Au bout d'un certain temps, les fonctionnaires pensant que l'enfant avait peut-être faim vont au ravitaillement, ramènent du lait et quelques confiseries pour le jeunôt (ainsi que pour les autres enfants qui eux aussi commençaient à s'ennuyer sérieusement, même s'ils comprenaient très bien la situation). Sur ces entrefaites, la maman se sent mal (elle a des problèmes de coeur), la juge lui demande si elle prend bien ses médicaments mais continue l'audience!

Même les flics (trois hommes et deux femmes), qui campaient dans le couloir devant le bureau du juge depuis les 7h du matin (théoriquement la période de rétention des 48h prenait fin à 07h25) commencent à se sentir faiblards (on approche des midi, leurs estomacs crient famine, ça s'entend!). Vous devinez la pression sur le juge. Le représentant de la préfecture (il y en avait un vu l'importance de l'affaire) commence lui aussi à trouver le temps long et jette des regards d'impatience sur l'interprète qui ne traduit pas la moitié de ce que dit le juge ou la famille...

Bref, du délire! A aucun moment, la juge ne s'émeut de la situation, surtout pas de la présence des enfants. Tout au plus, après avoir rendu son jugement (maintien en rétention, la famille n'ayant pas de passeports, ils sont en Hongrie!), voyant la maman de plus en plus pâle daigne-t-elle faire appeler un médecin! Mais il ne lui vient pas à l'esprit de dire que l'état de santé de la maman est incompatible avec un maintien en rétention (le représentant de la préfecture veille au grain, et les flics aussi, de peur que leur proie - deux adultes et 5 enfants - ne leur échappe!)

Avant que les flics ne partent avec leur précieux butin, la juge fera encore une dernière recommandation à la maman: "N'oubliez pas de prendre vos médicaments pour le coeur!". (…)

Bref, cette audience devant le JLD fût pitoyable d'un côté mais tragique de l'autre. Je me suis demandé après l'audience comment la juge, les greffières et les flics pouvaient tranquillement avaler leur repas de midi et être si insensibles à tant de douleurs infligées en notre nom à des enfants et à des parents impuissants à les protéger du malheur qui les attend en Hongrie (départ prévu mercredi ou jeudi !) ".

Lyon, Vendredi 18 septembre 2009 08:12

"Bonjour,

A mon sens, c'est l'illustration des familles sous Dublin II, ces familles ne se font pas connaître, elles espèrent souvent qu'elles pourront demander l'asile au terme des 18 mois de séjour en France, elles sont le plus souvent logés en CADA ou autres structures.

Quand la préfecture a reçu l'acceptation de la réadmission, tout peut aller très vite, parfois la famille est directement convoquée à l'aéroport et vient, parfois la police vient la chercher, une nuit en rétention et départ à l'aube avant qu'on ait eu le temps de même le savoir. Ici, la rétention a été plus longue à cause du refus de la Hongrie de les recevoir. Mais le délai était très court 72 heures !"
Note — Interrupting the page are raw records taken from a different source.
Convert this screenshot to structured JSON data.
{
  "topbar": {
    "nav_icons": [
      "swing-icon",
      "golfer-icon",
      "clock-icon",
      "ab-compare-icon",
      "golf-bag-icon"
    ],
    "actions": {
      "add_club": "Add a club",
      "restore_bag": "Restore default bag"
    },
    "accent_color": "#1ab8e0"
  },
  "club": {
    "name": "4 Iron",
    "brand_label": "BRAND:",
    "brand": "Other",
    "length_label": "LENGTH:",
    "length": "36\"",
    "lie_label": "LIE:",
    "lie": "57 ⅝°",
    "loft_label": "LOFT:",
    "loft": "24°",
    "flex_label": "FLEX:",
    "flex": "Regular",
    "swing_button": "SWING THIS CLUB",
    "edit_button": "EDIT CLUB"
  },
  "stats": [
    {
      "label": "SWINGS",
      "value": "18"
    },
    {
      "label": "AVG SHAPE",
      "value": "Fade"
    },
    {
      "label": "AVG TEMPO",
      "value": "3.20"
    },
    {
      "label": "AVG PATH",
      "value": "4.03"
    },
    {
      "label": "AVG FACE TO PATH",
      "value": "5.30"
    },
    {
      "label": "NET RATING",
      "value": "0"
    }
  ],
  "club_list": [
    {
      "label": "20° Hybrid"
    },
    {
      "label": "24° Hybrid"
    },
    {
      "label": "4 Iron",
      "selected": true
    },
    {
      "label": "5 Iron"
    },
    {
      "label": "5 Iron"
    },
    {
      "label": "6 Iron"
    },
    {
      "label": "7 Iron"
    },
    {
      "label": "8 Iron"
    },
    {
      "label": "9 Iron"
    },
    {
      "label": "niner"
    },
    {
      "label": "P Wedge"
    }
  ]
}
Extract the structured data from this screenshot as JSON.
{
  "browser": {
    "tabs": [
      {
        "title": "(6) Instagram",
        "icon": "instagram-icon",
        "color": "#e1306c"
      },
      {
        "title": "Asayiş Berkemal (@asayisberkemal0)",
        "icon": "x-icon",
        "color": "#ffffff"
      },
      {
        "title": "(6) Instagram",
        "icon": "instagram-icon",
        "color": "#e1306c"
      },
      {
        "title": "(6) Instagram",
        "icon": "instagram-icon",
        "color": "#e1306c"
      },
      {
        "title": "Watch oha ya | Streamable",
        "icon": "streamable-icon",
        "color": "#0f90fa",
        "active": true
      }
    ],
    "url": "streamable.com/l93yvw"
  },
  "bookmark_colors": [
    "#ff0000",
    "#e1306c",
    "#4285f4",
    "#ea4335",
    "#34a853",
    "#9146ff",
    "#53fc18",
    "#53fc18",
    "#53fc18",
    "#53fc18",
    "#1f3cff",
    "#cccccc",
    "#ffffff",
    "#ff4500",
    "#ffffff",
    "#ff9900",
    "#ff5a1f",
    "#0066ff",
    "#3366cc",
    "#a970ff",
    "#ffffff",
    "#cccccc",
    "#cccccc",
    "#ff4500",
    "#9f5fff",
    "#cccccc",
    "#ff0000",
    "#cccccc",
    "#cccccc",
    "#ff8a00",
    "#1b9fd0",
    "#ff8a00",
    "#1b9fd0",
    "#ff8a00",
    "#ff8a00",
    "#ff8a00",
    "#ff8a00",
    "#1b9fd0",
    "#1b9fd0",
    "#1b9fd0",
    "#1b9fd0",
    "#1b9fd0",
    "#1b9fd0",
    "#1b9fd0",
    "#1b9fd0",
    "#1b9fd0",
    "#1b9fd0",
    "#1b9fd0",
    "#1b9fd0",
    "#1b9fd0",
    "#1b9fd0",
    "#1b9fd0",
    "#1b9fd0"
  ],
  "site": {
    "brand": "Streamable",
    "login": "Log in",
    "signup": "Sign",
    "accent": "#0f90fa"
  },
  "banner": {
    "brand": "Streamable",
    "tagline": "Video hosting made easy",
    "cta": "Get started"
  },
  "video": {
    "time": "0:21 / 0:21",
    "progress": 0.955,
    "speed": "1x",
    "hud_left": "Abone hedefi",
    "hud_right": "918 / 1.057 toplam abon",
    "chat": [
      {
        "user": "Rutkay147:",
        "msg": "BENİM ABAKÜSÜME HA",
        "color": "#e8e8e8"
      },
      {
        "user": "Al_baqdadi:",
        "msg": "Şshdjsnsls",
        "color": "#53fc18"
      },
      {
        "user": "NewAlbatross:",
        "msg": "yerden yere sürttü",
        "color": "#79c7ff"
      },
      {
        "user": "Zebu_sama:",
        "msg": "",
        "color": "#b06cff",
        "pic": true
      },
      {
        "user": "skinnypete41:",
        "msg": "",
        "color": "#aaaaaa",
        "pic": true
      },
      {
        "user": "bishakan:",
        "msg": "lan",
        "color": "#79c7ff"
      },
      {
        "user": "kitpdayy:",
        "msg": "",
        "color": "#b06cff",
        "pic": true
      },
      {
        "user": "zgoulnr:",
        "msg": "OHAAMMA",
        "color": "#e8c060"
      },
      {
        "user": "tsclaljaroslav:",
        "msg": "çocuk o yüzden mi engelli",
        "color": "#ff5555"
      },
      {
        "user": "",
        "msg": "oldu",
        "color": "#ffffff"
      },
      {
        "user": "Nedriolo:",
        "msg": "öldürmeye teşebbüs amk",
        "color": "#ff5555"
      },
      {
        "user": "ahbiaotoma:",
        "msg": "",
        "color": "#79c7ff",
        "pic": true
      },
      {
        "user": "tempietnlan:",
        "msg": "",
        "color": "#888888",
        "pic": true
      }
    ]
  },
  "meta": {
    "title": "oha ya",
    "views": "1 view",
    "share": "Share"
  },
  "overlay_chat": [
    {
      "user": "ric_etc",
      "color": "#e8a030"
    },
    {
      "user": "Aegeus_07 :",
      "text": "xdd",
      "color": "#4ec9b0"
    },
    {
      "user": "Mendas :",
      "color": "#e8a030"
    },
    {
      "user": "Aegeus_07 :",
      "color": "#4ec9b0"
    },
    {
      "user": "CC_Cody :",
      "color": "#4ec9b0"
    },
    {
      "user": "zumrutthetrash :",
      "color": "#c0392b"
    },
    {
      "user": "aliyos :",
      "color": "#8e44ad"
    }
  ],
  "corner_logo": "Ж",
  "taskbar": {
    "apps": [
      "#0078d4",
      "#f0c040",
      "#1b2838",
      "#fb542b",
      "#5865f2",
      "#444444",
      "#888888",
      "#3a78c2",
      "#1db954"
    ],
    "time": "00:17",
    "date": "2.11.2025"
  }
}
Note. Le règlement européen Dublin II "est destiné à identifier dans les plus brefs délais possibles l’État membre responsable de l’examen d’une demande d’asile et à établir des délais raisonnables pour chacun des stades de la procédure (…). Enfin, il vise à prévenir l’abus des procédures d’asile que constituent les demandes multiples".
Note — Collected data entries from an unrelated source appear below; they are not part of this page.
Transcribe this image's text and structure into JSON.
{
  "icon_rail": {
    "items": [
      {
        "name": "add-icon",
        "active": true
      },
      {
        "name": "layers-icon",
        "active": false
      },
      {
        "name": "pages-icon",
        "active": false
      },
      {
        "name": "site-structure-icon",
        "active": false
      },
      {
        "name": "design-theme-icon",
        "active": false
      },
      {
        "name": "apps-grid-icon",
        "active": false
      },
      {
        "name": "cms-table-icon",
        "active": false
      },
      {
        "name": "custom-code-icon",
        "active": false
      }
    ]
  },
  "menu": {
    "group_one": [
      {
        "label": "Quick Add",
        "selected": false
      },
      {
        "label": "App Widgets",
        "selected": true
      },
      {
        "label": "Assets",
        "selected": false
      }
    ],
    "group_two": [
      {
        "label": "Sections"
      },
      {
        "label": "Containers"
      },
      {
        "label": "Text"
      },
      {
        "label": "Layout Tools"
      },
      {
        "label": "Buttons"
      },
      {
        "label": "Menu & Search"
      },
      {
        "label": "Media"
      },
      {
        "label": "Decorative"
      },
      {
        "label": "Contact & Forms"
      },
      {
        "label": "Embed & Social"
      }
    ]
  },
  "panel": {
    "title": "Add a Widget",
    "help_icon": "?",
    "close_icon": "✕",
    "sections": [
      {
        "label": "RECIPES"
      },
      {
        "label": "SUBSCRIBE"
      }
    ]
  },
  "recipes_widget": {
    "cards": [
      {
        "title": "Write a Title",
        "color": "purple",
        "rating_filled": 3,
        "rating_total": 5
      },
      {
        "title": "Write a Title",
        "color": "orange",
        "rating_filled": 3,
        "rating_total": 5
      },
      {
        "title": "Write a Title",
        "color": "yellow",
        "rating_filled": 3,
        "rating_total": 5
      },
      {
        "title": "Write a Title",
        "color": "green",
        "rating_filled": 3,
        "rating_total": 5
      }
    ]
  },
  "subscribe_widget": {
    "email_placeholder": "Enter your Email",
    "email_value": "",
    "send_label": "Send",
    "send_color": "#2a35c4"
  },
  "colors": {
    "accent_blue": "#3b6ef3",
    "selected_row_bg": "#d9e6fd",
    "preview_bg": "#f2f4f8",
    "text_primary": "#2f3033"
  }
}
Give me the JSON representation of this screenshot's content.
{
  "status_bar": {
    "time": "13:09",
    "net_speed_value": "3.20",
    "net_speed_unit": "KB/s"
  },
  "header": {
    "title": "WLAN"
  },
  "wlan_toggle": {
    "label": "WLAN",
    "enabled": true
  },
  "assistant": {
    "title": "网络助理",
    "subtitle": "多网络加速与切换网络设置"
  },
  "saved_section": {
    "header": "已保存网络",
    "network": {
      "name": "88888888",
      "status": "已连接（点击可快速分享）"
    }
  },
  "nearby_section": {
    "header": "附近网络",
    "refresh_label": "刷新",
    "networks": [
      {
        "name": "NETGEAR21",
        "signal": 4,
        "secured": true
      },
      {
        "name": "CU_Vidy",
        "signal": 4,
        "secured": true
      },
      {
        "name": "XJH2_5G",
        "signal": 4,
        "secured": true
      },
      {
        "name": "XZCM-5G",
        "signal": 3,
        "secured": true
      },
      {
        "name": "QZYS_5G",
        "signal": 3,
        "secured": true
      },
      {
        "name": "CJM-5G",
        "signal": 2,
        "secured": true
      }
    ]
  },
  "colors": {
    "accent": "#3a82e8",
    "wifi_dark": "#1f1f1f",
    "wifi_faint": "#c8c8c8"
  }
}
[20 septembre 2009] La famille a finalement été expulsée. La préfecture précise que la décision est conforme à la Convention internationale des droits de l'enfant, dont on célèbre le 20ème anniversaire jusqu'au 20 novembre: « Celle-ci impose notamment que les États parties veillent à ce que l'enfant ne soit pas séparé de ses parents contre leur gré » (sic).